Here's a trivial example. If you or I were introducing a suitable language for doing propositional modal logic, we might say: OK, we need an unlimited supply of propositional atoms, and here they are, P, P', P'', P''', etc.; we want a couple of propositional connectives, say → and ¬; and the Box as a necessity operator. Then we'd remark, parenthetically, that of course the precise choice of symbolism is neither here nor there. Job done. For of course, sufficient unto the day is the rigour thereof.

But Cocchiarella and Freund are having none of this. In fact they don't tell us what any actual modal language looks like. Rather they introduce some metalinguistic names for the atoms, whatever they are; and then there are three other symbols named c, n and l, whatever they might be, to serve as a conditional, negation and necessity operator. And the rest of the discussion proceeds at one remove, without us ever actually meeting an object language modal sentence. (Well, actually there's another problem: for on their account it would be jolly hard to meet one, as for them a modal sentence is a set of sets of sets of numbers and symbols. Despite their extreme pernicketiness about formal matters, they are cheerfully casual about identifying set-theoretic proxies with the real thing -- but let that pass.)

OK, what does their formalistic fussing get us? Nothing that I can see. The surface appearance of extra generality is spurious. And in fact, Cocchiarella and Freund soon stop any pretence at generality. For example, when the wraps are off, they require any logistic system based on the conditional and negation to have a bracket-free Polish grammar, where logical operators are prefix. And they require any derivation in such a system to be in linear Hilbert style, without rules of proof or suppositional inferences. Those requirements combined make most modal logical systems you've ever seen not count as such according to them.

Consider your old friend, von Wright's M. As we all learnt it in the cradle from Hughes and Cresswell, and ignoring the fact that they go for particular modal axioms and a rule of substitution rather than using axiom schemata, their system has two rules of inference, modus ponens and a rule of necessitation that allows us to infer BoxA if we've proved A from no assumptions. But such a rule of course isn't allowed if derivations all have to be Hilbert style, with conclusions always being derived by the application of rules to previous wffs, not to previous (sub)proofs. This means that Hughes and Cresswell's M is not a modal system according to Cocchiarella and Freund. And when they talk about M, since they only have modus ponens as an inference rule, they have to complicate the axioms, by allowing us to take any of Hughes and Cresswell's axioms and precede it by as many necessity operators as you want. They then prove what they call the rule of necessitation, which tells us that if there is a proof of A from no assumptions in their system M, then there is also a proof of BoxA in their system. But note, the C&F "rule of necessitation" is quite different from H&C's rule. In fact the C&F rule stands to H&C's rule pretty much as the Deduction Theorem stands to Conditional Proof.

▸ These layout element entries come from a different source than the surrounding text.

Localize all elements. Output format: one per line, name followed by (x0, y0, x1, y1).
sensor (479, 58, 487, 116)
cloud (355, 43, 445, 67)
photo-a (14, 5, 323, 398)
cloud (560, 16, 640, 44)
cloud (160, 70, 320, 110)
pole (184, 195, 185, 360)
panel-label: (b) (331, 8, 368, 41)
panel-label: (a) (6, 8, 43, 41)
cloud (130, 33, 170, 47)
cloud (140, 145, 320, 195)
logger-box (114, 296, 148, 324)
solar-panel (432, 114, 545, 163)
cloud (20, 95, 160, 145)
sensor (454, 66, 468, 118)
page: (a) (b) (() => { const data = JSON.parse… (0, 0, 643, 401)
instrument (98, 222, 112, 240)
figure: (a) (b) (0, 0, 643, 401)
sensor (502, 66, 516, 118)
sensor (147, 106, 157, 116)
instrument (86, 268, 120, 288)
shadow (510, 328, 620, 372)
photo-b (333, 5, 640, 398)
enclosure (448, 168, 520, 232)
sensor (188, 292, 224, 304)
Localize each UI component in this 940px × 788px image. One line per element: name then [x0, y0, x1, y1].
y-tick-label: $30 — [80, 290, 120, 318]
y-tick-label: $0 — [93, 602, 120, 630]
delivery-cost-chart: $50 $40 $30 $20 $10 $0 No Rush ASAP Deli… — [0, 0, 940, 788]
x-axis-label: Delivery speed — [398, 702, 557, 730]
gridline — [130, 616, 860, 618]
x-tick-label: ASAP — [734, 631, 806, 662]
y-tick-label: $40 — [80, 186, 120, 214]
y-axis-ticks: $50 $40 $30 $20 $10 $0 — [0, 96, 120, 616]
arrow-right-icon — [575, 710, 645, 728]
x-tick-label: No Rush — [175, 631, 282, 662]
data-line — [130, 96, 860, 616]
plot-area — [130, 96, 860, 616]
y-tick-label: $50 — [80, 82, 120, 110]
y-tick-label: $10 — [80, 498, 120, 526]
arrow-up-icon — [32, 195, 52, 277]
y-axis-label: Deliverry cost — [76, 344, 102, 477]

Now, I don't particularly object to Cocchiarella and Freund doing things this way. But I do object to their doing it this way without bothering to tell us what they are doing, how it relates to the more familiar way, and why they've chosen to do things their way. Why is the reader left trying to figure out which deviations from the familiar might be significant, and which not?

Anyway, we certainly weren't impressed. The grad students -- a very bright and interested bunch -- uniformly found the style rebarbative and entirely off-putting. There was no general will to continue. And democracy rules in the reading group!